Cora Vincent is essentially a character study, in which a ‘derailed actress’ living in Hove is offered a break, quite by chance, with a role in a West End theatre. This offers her the opportunity to leave her past behind. The story is, says its blurb, ‘set in a country split by politics and disjointed through lives that are increasingly isolated and lonely’. Indeed, the tale is set amongst the turmoil of Brexit, and examines – although not always in the greatest of detail, given the story’s length – the things which divide us.
Aboud is an award-winning short story writer, whose work, whilst underrepresented, garners a lot of praise. Cathy Galvin calls Cora Vincent ‘startling and considered’, and notes Aboud as an ‘important new voice’ in literature. Other reviewers of the story concur. Susannah Waters writes that ‘very few people put words together on the page as beautifully as this’, and Tom Lee that ‘Georgina Aboud has a voice and vision all her own’.
Cora Vincent opens vividly, on the advent of a new year: ‘Ten. Nine. Eight. The old pier stands undressed, but defiant still, and there’s a boy in fingerless gloves who does a cartwheel, and a girl with a face punctured by piercings and a glittering in her eyes… And the dog wears one of those jackets that I hope stops her being scared, and I have a whisky tang on my tongue and a brine wash through my hair…’.
We are catapulted into Cora’s narrative, and soon understand quite how aware she is of her own physicality, and the space which she takes up in the world. She goes on to say: ‘Peel back my skin though, and the truth idles everywhere: in glistening leg muscles and shoulder blades that could, if I say so myself, belong in an anatomy textbook. There’s a truth in my never-inhabited uterus. In my fists. In a jagged crack that runs across my forearm, in a missing tooth lost at a disco, and a lost appendix, dug out from the abyss.’
We move back and forth from 2019 to pivotal moments in Cora’s life. In her present day, she is taking up the first theatre role which she has been given in years; she says that she owes her newfound job to her ‘totally fudged’ CV. When she receives the phonecall to say that another actor has broken her arm, and could she stand in, Cora feels ‘a prickle of something, maybe hope, growing inside me.’
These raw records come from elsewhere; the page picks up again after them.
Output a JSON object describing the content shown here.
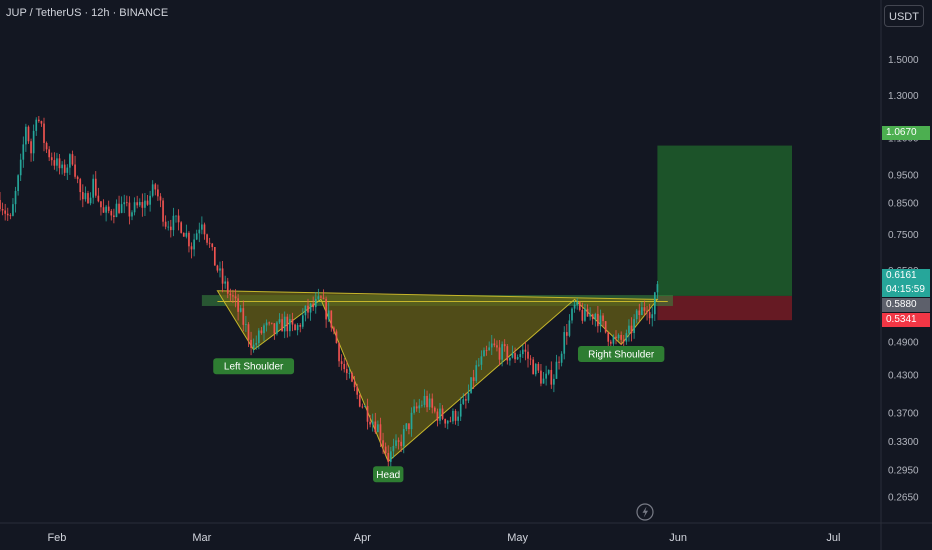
{
  "header": {
    "title": "JUP / TetherUS · 12h · BINANCE"
  },
  "currency_button": {
    "label": "USDT"
  },
  "price_tags": {
    "target": "1.0670",
    "current_price": "0.6161",
    "countdown": "04:15:59",
    "entry": "0.5880",
    "stop": "0.5341"
  },
  "colors": {
    "background": "#131722",
    "up": "#26a69a",
    "down": "#ef5350",
    "pattern_fill": "#6b6414",
    "neckline": "#c6b62b",
    "target_zone": "#1f5e2a",
    "stop_zone": "#701b24",
    "label_green": "#2e7d32",
    "stop_red": "#f23645",
    "entry_gray": "#5d606b"
  },
  "chart_data": {
    "type": "candlestick",
    "scale": "log",
    "ylim": [
      0.24,
      1.9
    ],
    "yticks": [
      1.5,
      1.3,
      1.1,
      0.95,
      0.85,
      0.75,
      0.65,
      0.565,
      0.49,
      0.43,
      0.37,
      0.33,
      0.295,
      0.265
    ],
    "ytick_labels": [
      "1.5000",
      "1.3000",
      "1.1000",
      "0.9500",
      "0.8500",
      "0.7500",
      "0.6500",
      "",
      "0.4900",
      "0.4300",
      "0.3700",
      "0.3300",
      "0.2950",
      "0.2650"
    ],
    "x_labels": [
      {
        "label": "Feb",
        "date": "2025-02-01"
      },
      {
        "label": "Mar",
        "date": "2025-03-01"
      },
      {
        "label": "Apr",
        "date": "2025-04-01"
      },
      {
        "label": "May",
        "date": "2025-05-01"
      },
      {
        "label": "Jun",
        "date": "2025-06-01"
      },
      {
        "label": "Jul",
        "date": "2025-07-01"
      }
    ],
    "x_range": [
      "2025-01-21",
      "2025-07-10"
    ],
    "price_path": [
      [
        "2025-01-21",
        0.86
      ],
      [
        "2025-01-23",
        0.79
      ],
      [
        "2025-01-25",
        0.98
      ],
      [
        "2025-01-26",
        1.16
      ],
      [
        "2025-01-27",
        1.04
      ],
      [
        "2025-01-28",
        1.22
      ],
      [
        "2025-01-30",
        1.05
      ],
      [
        "2025-02-02",
        0.96
      ],
      [
        "2025-02-04",
        1.02
      ],
      [
        "2025-02-06",
        0.84
      ],
      [
        "2025-02-08",
        0.92
      ],
      [
        "2025-02-10",
        0.81
      ],
      [
        "2025-02-13",
        0.84
      ],
      [
        "2025-02-15",
        0.82
      ],
      [
        "2025-02-18",
        0.85
      ],
      [
        "2025-02-20",
        0.9
      ],
      [
        "2025-02-22",
        0.79
      ],
      [
        "2025-02-25",
        0.78
      ],
      [
        "2025-02-27",
        0.72
      ],
      [
        "2025-03-01",
        0.8
      ],
      [
        "2025-03-03",
        0.69
      ],
      [
        "2025-03-05",
        0.62
      ],
      [
        "2025-03-07",
        0.58
      ],
      [
        "2025-03-09",
        0.53
      ],
      [
        "2025-03-11",
        0.48
      ],
      [
        "2025-03-13",
        0.52
      ],
      [
        "2025-03-15",
        0.51
      ],
      [
        "2025-03-17",
        0.53
      ],
      [
        "2025-03-19",
        0.51
      ],
      [
        "2025-03-21",
        0.55
      ],
      [
        "2025-03-24",
        0.575
      ],
      [
        "2025-03-26",
        0.53
      ],
      [
        "2025-03-28",
        0.45
      ],
      [
        "2025-03-30",
        0.41
      ],
      [
        "2025-04-02",
        0.37
      ],
      [
        "2025-04-04",
        0.35
      ],
      [
        "2025-04-06",
        0.31
      ],
      [
        "2025-04-08",
        0.325
      ],
      [
        "2025-04-11",
        0.37
      ],
      [
        "2025-04-13",
        0.39
      ],
      [
        "2025-04-15",
        0.37
      ],
      [
        "2025-04-18",
        0.36
      ],
      [
        "2025-04-21",
        0.385
      ],
      [
        "2025-04-23",
        0.44
      ],
      [
        "2025-04-26",
        0.48
      ],
      [
        "2025-04-28",
        0.47
      ],
      [
        "2025-04-30",
        0.46
      ],
      [
        "2025-05-02",
        0.475
      ],
      [
        "2025-05-04",
        0.445
      ],
      [
        "2025-05-06",
        0.42
      ],
      [
        "2025-05-08",
        0.43
      ],
      [
        "2025-05-10",
        0.5
      ],
      [
        "2025-05-12",
        0.56
      ],
      [
        "2025-05-14",
        0.54
      ],
      [
        "2025-05-16",
        0.55
      ],
      [
        "2025-05-18",
        0.51
      ],
      [
        "2025-05-20",
        0.49
      ],
      [
        "2025-05-22",
        0.495
      ],
      [
        "2025-05-24",
        0.54
      ],
      [
        "2025-05-26",
        0.57
      ],
      [
        "2025-05-27",
        0.545
      ],
      [
        "2025-05-28",
        0.6161
      ]
    ],
    "neckline": 0.575,
    "neckline_zone": [
      0.565,
      0.59
    ],
    "pattern_points": [
      [
        "2025-03-04",
        0.6
      ],
      [
        "2025-03-11",
        0.475
      ],
      [
        "2025-03-24",
        0.58
      ],
      [
        "2025-04-06",
        0.305
      ],
      [
        "2025-05-12",
        0.58
      ],
      [
        "2025-05-21",
        0.485
      ],
      [
        "2025-05-28",
        0.58
      ]
    ],
    "position": {
      "start": "2025-05-28",
      "end": "2025-06-23",
      "target": 1.067,
      "entry": 0.588,
      "stop": 0.5341
    },
    "annotations": [
      {
        "text": "Left Shoulder",
        "date": "2025-03-11",
        "price": 0.445
      },
      {
        "text": "Head",
        "date": "2025-04-06",
        "price": 0.29
      },
      {
        "text": "Right Shoulder",
        "date": "2025-05-21",
        "price": 0.467
      }
    ]
  }
}
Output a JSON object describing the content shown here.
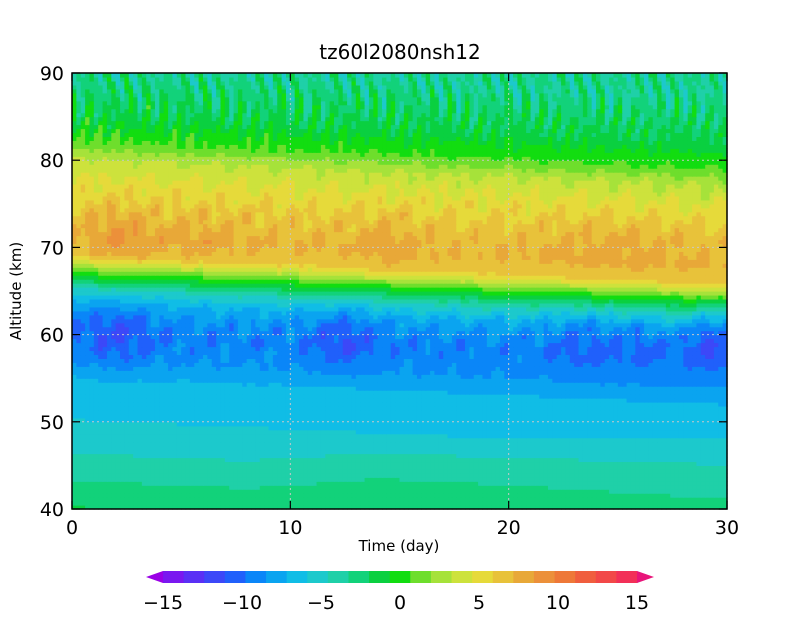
{
  "chart_data": {
    "type": "heatmap",
    "title": "tz60l2080nsh12",
    "xlabel": "Time (day)",
    "ylabel": "Altitude (km)",
    "xlim": [
      0,
      30
    ],
    "ylim": [
      40,
      90
    ],
    "xticks": [
      0,
      10,
      20,
      30
    ],
    "yticks": [
      40,
      50,
      60,
      70,
      80,
      90
    ],
    "grid": "dotted",
    "colorbar": {
      "orientation": "horizontal",
      "placement": "bottom",
      "min": -15,
      "max": 15,
      "step": 1.5,
      "extend": "both",
      "ticks": [
        -15,
        -10,
        -5,
        0,
        5,
        10,
        15
      ],
      "colors": [
        "#9a00e6",
        "#7a18f0",
        "#5a30f5",
        "#3c48f8",
        "#2060fb",
        "#0a86f8",
        "#0aa4f0",
        "#10bde6",
        "#1cc9cc",
        "#1fd0a8",
        "#12d27a",
        "#0ad040",
        "#12dd10",
        "#6ede2c",
        "#a6e23a",
        "#cde23c",
        "#e6da3a",
        "#e8c23a",
        "#e8a838",
        "#ec903a",
        "#ee7838",
        "#f05e3e",
        "#f24848",
        "#f23058",
        "#e8157a"
      ]
    },
    "profile_mean": {
      "altitude_km": [
        40,
        42,
        45,
        48,
        50,
        53,
        55,
        57,
        60,
        62,
        63.5,
        65,
        66,
        67,
        68,
        69,
        71,
        74,
        77,
        80,
        82,
        85,
        88,
        90
      ],
      "value": [
        0,
        -1,
        -2.5,
        -3.8,
        -4.5,
        -5.2,
        -6,
        -7.5,
        -8.5,
        -7.5,
        -6,
        -3,
        0,
        3,
        6.5,
        9.5,
        10.5,
        9.5,
        8,
        6,
        3,
        0.5,
        -0.5,
        -1.5
      ]
    }
  }
}
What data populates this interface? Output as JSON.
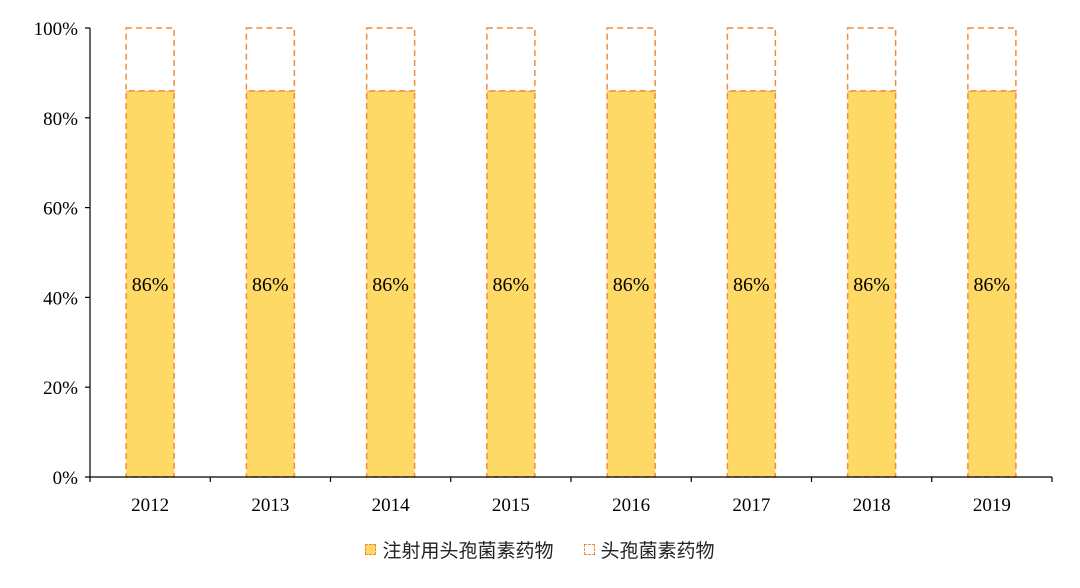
{
  "chart_data": {
    "type": "bar",
    "stacked": true,
    "categories": [
      "2012",
      "2013",
      "2014",
      "2015",
      "2016",
      "2017",
      "2018",
      "2019"
    ],
    "series": [
      {
        "name": "注射用头孢菌素药物",
        "values": [
          86,
          86,
          86,
          86,
          86,
          86,
          86,
          86
        ],
        "labels": [
          "86%",
          "86%",
          "86%",
          "86%",
          "86%",
          "86%",
          "86%",
          "86%"
        ],
        "color": "#FFD966",
        "border": "#F08C3C"
      },
      {
        "name": "头孢菌素药物",
        "values": [
          14,
          14,
          14,
          14,
          14,
          14,
          14,
          14
        ],
        "color": "#FFFFFF",
        "border": "#F08C3C"
      }
    ],
    "yticks": [
      "0%",
      "20%",
      "40%",
      "60%",
      "80%",
      "100%"
    ],
    "ylim": [
      0,
      100
    ],
    "xlabel": "",
    "ylabel": "",
    "grid": false,
    "legend_position": "bottom"
  }
}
Aboud’s prose is both richly layered and easy to read. Her descriptions feel original; on Cora’s first day of rehearsal, for instance, Aboud writes: ‘And we stand in this thin-skinned room, with tooth-coloured walls, making childlike sounds, and the strip lighting buzzes with homecoming.’ I found parts of Aboud’s writing startling: ‘Fancying someone feels like ulcers, of being trapped in a falling lift. It’s an acceleration where nerves eat each other and hearts are held in teeth.’
Cora Vincent feels very thoroughly done, and encompasses what feels like a highly realistic protagonist. There is a lot of consideration which has been given to both plot and protagonist, and Aboud writes believably of how and why Cora has turned out the way she is. There are thoughtful passages, and a lot of focus upon a past relationship which Cora had with a man named Kit: ‘We are tethered to each other by weighted strings that are snipped and hastily re-tied back together and snipped again, by one or both of us’. The non-chronological structure, and the way in which Aboud flits back and forth in time, worked really well here. Cora Vincent is a really satisfying story, and I very much look forward to reading more of Aboud’s work in future.